所以考虑先建立好新结点再处理新结点的random指针
所以一开始建立新结点时其random指针无用,可以利用它存储信息——建立指向关系
让newnode的random存储对应oldnode的random,oldndoe的random用来存储oldnode对应的newnode
这样,处理newnode的random时,根据newnode的random找到oldnode的random,再由这个oldnode的random找到其对应的newnode,完成链接,同时基于newnode的random改回oldnode的random,保持原始链表的不变性
上述思路行不通,原因是random可能多次指向同一结点,第一次random指向a时正确,并修改回了原链表。第二个random指向a时由于第一个random时已经改回,故无法再成功指向
思路二:
新建立的新结点不要另外存放在一条新链上,而是间隔保持在原链上。这样指针之间的指向关系仍可保持。
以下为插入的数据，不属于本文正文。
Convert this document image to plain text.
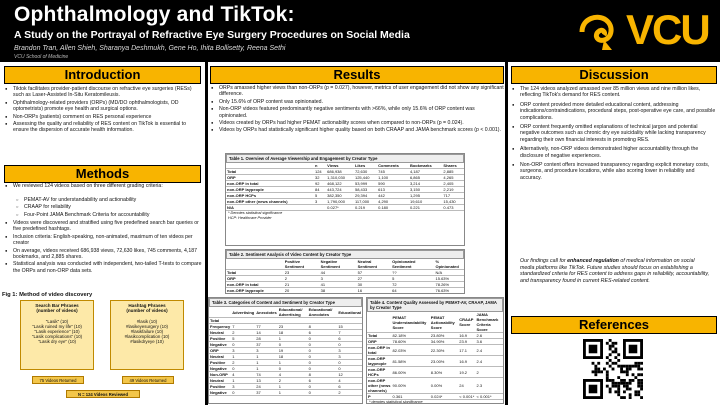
Ophthalmology and TikTok:
A Study on the Portrayal of Refractive Eye Surgery Procedures on Social Media
Brandon Tran, Allen Shieh, Sharanya Deshmukh, Gene Ho, Ihita Bollisetty, Reena Sethi
VCU School of Medicine
VCU
Introduction
● Tiktok facilitates provider-patient discourse on refractive eye surgeries (RESs) such as Laser-Assisted In-Situ Keratomileusis.
● Ophthalmology-related providers (ORPs) (MD/DO ophthalmologists, OD optometrists) promote eye health and surgical options.
● Non-ORPs (patients) comment on RES personal experience
● Assessing the quality and reliability of RES content on TikTok is essential to ensure the dispersion of accurate health information.
Methods
● We reviewed 124 videos based on three different grading criteria:
○ PEMAT-AV for understandability and actionability
○ CRAAP for reliability
○ Four-Point JAMA Benchmark Criteria for accountability
● Videos were discovered and stratified using five predefined search bar queries or five predefined hashtags.
● Inclusion criteria: English-speaking, non-animated, maximum of ten videos per creator
● On average, videos received 686,938 views, 72,630 likes, 745 comments, 4,187 bookmarks, and 2,885 shares.
● Statistical analysis was conducted with independent, two-tailed T-tests to compare the ORPs and non-ORP data sets.
Fig 1: Method of video discovery
Search Bar Phrases
(number of videos)
"Lasik" (10)
"Lasik ruined my life" (10)
"Lasik experience" (10)
"Lasik complications" (10)
"Lasik dry eye" (10)
Hashtag Phrases
(number of videos)
#lasik (10)
#lasikeyesurgery (10)
#lasikfailure (10)
#lasikcomplication (10)
#lasikdryeye (10)
75 Videos Returned	49 Videos Returned
N = 124 Videos Reviewed
Results
● ORPs amassed higher views than non-ORPs (p = 0.027), however, metrics of user engagement did not show any significant difference.
● Only 15.6% of ORP content was opinionated.
● Non-ORP videos featured predominantly negative sentiments with >66%, while only 15.6% of ORP content was opinionated.
● Videos created by ORPs had higher PEMAT actionability scores when compared to non-ORPs (p = 0.024).
● Videos by ORPs had statistically significant higher quality based on both CRAAP and JAMA benchmark scores (p < 0.001).
Table 1. Overview of Average Viewership and Engagement by Creator Type
	n	Views	Likes	Comments	Bookmarks	Shares
Total	124	686,938	72,630	745	4,187	2,885
ORP	32	1,310,030	125,440	1,100	6,865	4,265
non-ORP in total	92	468,122	53,999	590	3,214	2,405
non-ORP laypeople	84	443,724	58,433	613	3,150	2,219
non-ORP HCPs	5	382,350	29,394	442	1,295	717
non-ORP other (news channels)	3	1,790,000	117,000	4,290	19,610	15,430
N/A		0.027*	0.219	0.180	0.221	0.473
* Denotes statistical significance
HCP: Healthcare Provider
Table 2. Sentiment Analysis of Video Content by Creator Type
	Positive Sentiment	Negative Sentiment	Neutral Sentiment	Opinionated Sentiment	% Opinionated
Total	23	44	57	??	N/A
ORP	2	3	27	5	15.63%
non-ORP in total	21	41	30	72	78.26%
non-ORP laypeople	20	38	16	64	76.63%

Table 3. Categories of Content and Sentiment by Creator Type
	Advertising	Anecdotes	Educational/ Advertising	Educational/ Anecdotes	Educational
Total					
Frequency	7	77	23	8	15
Neutral	2	14	18	6	7
Positive	5	28	1	0	6
Negative	0	37	0	0	0
ORP	3	3	19	0	3
Neutral	1	1	18	0	3
Positive	2	1	1	0	0
Negative	0	1	0	0	0
Non-ORP	4	74	4	8	12
Neutral	1	13	2	6	4
Positive	3	24	1	0	6
Negative	0	37	1	0	2
Table 4. Content Quality Assessed by PEMAT-AV, CRAAP, JAMA by Creator Type
	PEMAT Understandability Score	PEMAT Actionability Score	CRAAP Score	JAMA Benchmark Criteria Score
Total	82.18%	23.80%	16.9	2.6
ORP	78.60%	34.90%	23.9	3.6
non-ORP in total	82.03%	22.30%	17.1	2.4
non-ORP laypeople	81.58%	23.00%	16.9	2.4
non-ORP HCPs	86.00%	8.30%	19.2	2
non-ORP other (news channels)	90.00%	0.00%	24	2.3
P	0.361	0.024*	< 0.001*	< 0.001*
* denotes statistical significance
Discussion
● The 124 videos analyzed amassed over 85 million views and nine million likes, reflecting TikTok's demand for RES content.
● ORP content provided more detailed educational content, addressing indications/contraindications, procedural steps, post-operative eye care, and possible complications.
● ORP content frequently omitted explanations of technical jargon and potential negative outcomes such as chronic dry eye suicidality while lacking transparency regarding their own financial interests in promoting RES.
● Alternatively, non-ORP videos demonstrated higher accountability through the disclosure of negative experiences.
● Non-ORP content offers increased transparency regarding explicit monetary costs, surgeons, and procedure locations, while also scoring lower in reliability and accuracy.
Our findings call for enhanced regulation of medical information on social media platforms like TikTok. Future studies should focus on establishing a standardized criteria for RES content to address gaps in reliability, accountability, and transparency found in current RES-related content.
References
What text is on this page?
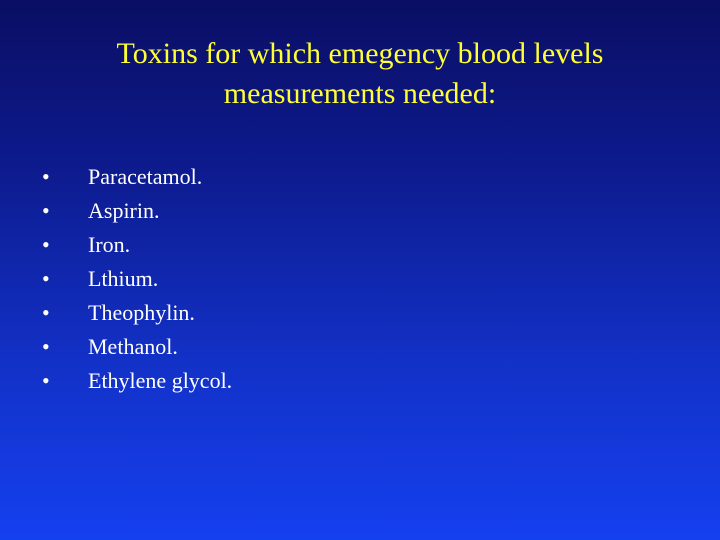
Toxins for which emegency blood levels
measurements needed:
• Paracetamol.
• Aspirin.
• Iron.
• Lthium.
• Theophylin.
• Methanol.
• Ethylene glycol.
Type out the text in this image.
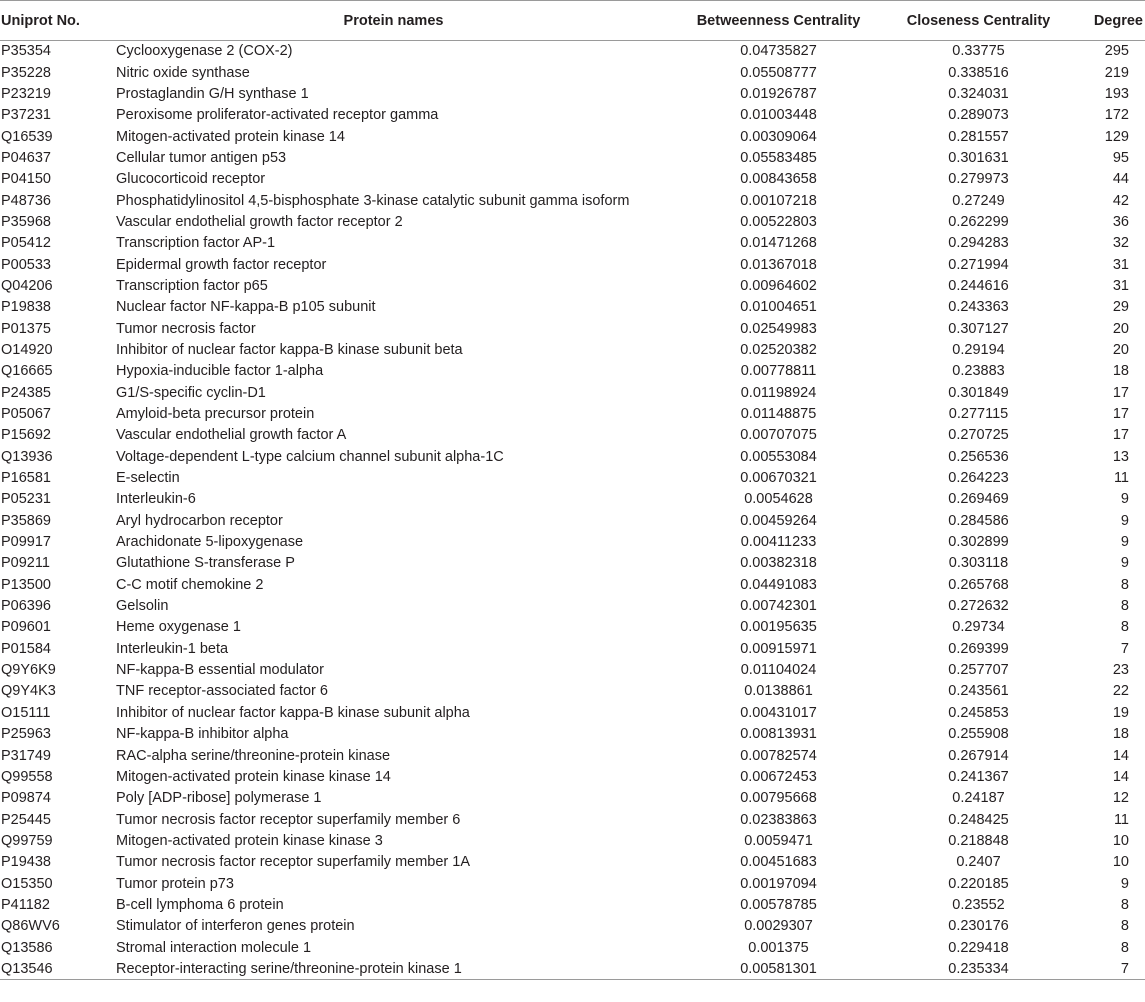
Uniprot No.	Protein names	Betweenness Centrality	Closeness Centrality	Degree
P35354	Cyclooxygenase 2 (COX-2)	0.04735827	0.33775	295
P35228	Nitric oxide synthase	0.05508777	0.338516	219
P23219	Prostaglandin G/H synthase 1	0.01926787	0.324031	193
P37231	Peroxisome proliferator-activated receptor gamma	0.01003448	0.289073	172
Q16539	Mitogen-activated protein kinase 14	0.00309064	0.281557	129
P04637	Cellular tumor antigen p53	0.05583485	0.301631	95
P04150	Glucocorticoid receptor	0.00843658	0.279973	44
P48736	Phosphatidylinositol 4,5-bisphosphate 3-kinase catalytic subunit gamma isoform	0.00107218	0.27249	42
P35968	Vascular endothelial growth factor receptor 2	0.00522803	0.262299	36
P05412	Transcription factor AP-1	0.01471268	0.294283	32
P00533	Epidermal growth factor receptor	0.01367018	0.271994	31
Q04206	Transcription factor p65	0.00964602	0.244616	31
P19838	Nuclear factor NF-kappa-B p105 subunit	0.01004651	0.243363	29
P01375	Tumor necrosis factor	0.02549983	0.307127	20
O14920	Inhibitor of nuclear factor kappa-B kinase subunit beta	0.02520382	0.29194	20
Q16665	Hypoxia-inducible factor 1-alpha	0.00778811	0.23883	18
P24385	G1/S-specific cyclin-D1	0.01198924	0.301849	17
P05067	Amyloid-beta precursor protein	0.01148875	0.277115	17
P15692	Vascular endothelial growth factor A	0.00707075	0.270725	17
Q13936	Voltage-dependent L-type calcium channel subunit alpha-1C	0.00553084	0.256536	13
P16581	E-selectin	0.00670321	0.264223	11
P05231	Interleukin-6	0.0054628	0.269469	9
P35869	Aryl hydrocarbon receptor	0.00459264	0.284586	9
P09917	Arachidonate 5-lipoxygenase	0.00411233	0.302899	9
P09211	Glutathione S-transferase P	0.00382318	0.303118	9
P13500	C-C motif chemokine 2	0.04491083	0.265768	8
P06396	Gelsolin	0.00742301	0.272632	8
P09601	Heme oxygenase 1	0.00195635	0.29734	8
P01584	Interleukin-1 beta	0.00915971	0.269399	7
Q9Y6K9	NF-kappa-B essential modulator	0.01104024	0.257707	23
Q9Y4K3	TNF receptor-associated factor 6	0.0138861	0.243561	22
O15111	Inhibitor of nuclear factor kappa-B kinase subunit alpha	0.00431017	0.245853	19
P25963	NF-kappa-B inhibitor alpha	0.00813931	0.255908	18
P31749	RAC-alpha serine/threonine-protein kinase	0.00782574	0.267914	14
Q99558	Mitogen-activated protein kinase kinase 14	0.00672453	0.241367	14
P09874	Poly [ADP-ribose] polymerase 1	0.00795668	0.24187	12
P25445	Tumor necrosis factor receptor superfamily member 6	0.02383863	0.248425	11
Q99759	Mitogen-activated protein kinase kinase 3	0.0059471	0.218848	10
P19438	Tumor necrosis factor receptor superfamily member 1A	0.00451683	0.2407	10
O15350	Tumor protein p73	0.00197094	0.220185	9
P41182	B-cell lymphoma 6 protein	0.00578785	0.23552	8
Q86WV6	Stimulator of interferon genes protein	0.0029307	0.230176	8
Q13586	Stromal interaction molecule 1	0.001375	0.229418	8
Q13546	Receptor-interacting serine/threonine-protein kinase 1	0.00581301	0.235334	7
奇数i(oldnode)的random为k,偶数i+1(newnode)的random为k+1
Node* copyRandomList(Node* head) {
if(head==NULL) return NULL;
Node* p = head;
Node* post = NULL;
//复制新结点到原链表上
while(p){
post = p->next;
Node* newnode = new Node(p->val);
newnode->next = post;
p->next = newnode;
p = post;
}
p = head;
//在原链表上处理新链表的random
while(p){
post = p->next;
if(p->random==NULL){
post->random = NULL;
}
else{
post->random = p->random->next;
}
p = post->next;
}
//摘下新结点
Node* newHead = new Node(-1);
newHead->next = NULL;
Node* newTail = newHead;
p = head;
while(p){
post = p->next;
p->next = post->next;
post->next = NULL;
newTail->next = post;
newTail = newTail->next;
p = p->next;
}
return newHead->next;
}